Resilience and antifragility: the combo that changes everything
Is the situation therefore tragic? No. And here I want to introduce two concepts I find fundamental, often confused but profoundly different.
Resilience is the ability to withstand shocks and return to the original form. It is important, necessary, but it has a limit: it brings you back to where you were before. Antifragility, a concept developed by Nassim Taleb, goes further. Those who are antifragile do not simply resist, they improve through shocks. Difficulties become fuel for evolution, not obstacles to overcome.
Among younger volunteers, and not just younger in terms of age, I see this combo more and more often. Smaller numbers than in the past, but different quality. People working to change messages, modify structures, evolve them. And some boomers, those who stop thinking like boomers, make the smartest choice they can make: becoming advisors of wisdom instead of guardians of the past.
How Greta and I live it
Greta and I do it in almost diametrically opposite ways, and it works precisely because of that.
She is on the ground, an active volunteer with clear ideas and a concrete presence in difficult situations.

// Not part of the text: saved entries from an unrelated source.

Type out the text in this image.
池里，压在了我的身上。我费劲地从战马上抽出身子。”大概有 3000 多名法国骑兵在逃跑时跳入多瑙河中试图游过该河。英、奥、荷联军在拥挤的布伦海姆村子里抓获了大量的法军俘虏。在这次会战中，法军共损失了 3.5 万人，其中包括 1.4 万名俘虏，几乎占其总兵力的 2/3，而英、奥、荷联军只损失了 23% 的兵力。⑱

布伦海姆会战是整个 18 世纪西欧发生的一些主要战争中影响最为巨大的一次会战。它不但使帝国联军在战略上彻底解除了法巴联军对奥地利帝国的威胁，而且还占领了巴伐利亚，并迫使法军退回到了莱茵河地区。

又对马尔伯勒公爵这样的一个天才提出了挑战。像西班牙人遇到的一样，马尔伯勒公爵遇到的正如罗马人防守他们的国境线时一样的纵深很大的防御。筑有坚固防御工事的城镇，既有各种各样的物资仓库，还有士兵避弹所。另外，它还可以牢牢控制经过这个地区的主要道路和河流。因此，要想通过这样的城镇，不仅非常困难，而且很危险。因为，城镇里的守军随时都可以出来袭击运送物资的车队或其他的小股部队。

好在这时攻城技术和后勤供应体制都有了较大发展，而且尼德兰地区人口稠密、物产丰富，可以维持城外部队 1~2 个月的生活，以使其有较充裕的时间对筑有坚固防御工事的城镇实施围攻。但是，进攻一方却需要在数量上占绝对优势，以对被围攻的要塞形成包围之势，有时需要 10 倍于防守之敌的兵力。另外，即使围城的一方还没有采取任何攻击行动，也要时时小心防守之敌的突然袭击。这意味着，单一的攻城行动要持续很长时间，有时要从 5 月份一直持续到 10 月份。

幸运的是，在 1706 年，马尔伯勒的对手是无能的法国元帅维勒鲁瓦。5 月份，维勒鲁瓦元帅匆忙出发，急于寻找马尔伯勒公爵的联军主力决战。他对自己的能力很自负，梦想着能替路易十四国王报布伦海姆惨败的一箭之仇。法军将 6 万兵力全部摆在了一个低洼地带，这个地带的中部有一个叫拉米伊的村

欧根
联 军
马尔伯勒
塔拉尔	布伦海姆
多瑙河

I, driven by my work and the way I think, move more on what I like to call complex systems: words, changes, people, the mechanisms that hold an organisation together or pull it apart.
Different approaches, strong integration. Because the nuances of volunteering are many, and covering them all requires different people moving in different ways toward the same goal.
When the status quo makes you hate what you loved
There is something that deeply bothers me in this world. Seeing someone slow things down, obstruct, and eventually lead you to no longer tolerate or worse hate an organisation you loved. It happens when the status quo and particular interests end up damaging you, directly or indirectly, in a heavy way.
It happened close to me, in a local reality I will not name. And I know what it means to find yourself loving something less that you once loved, to feel that passion transform into exhaustion and bitterness. My mind fortunately can still tell me “this is one reality, Luca, not all of them.” But getting there is not a given.
At Croce Verde something is moving instead. Slowly, with the patience that every real change requires. And I hope the facts, step by step, confirm it.
An invitation, without rhetoric
I close with an honest provocation.
Volunteering has many nuances. Before saying “I do not have time” or “it is not for me”, investigate. What seems trivial or out of reach often is not. There are forms of volunteering that adapt to your life, not the other way around.
And on distance adoptions, or similar initiatives, I want to pause for a moment. I know the automatic response is “I do not have that money.” But that money, in most cases, is the equivalent of one aperitivo a month. I wrote months ago about money as numbers and variables, about how emotion distorts our relationship with it. Apply it here. Do not ask yourself “do I have that money?” but “what do those numbers do?” What do those figures concretely produce in the world.
I am not wealthy, quite the opposite. And yet knowing that over all these years I have helped contribute to the lives of children and families makes me something more than useful. It makes me happy.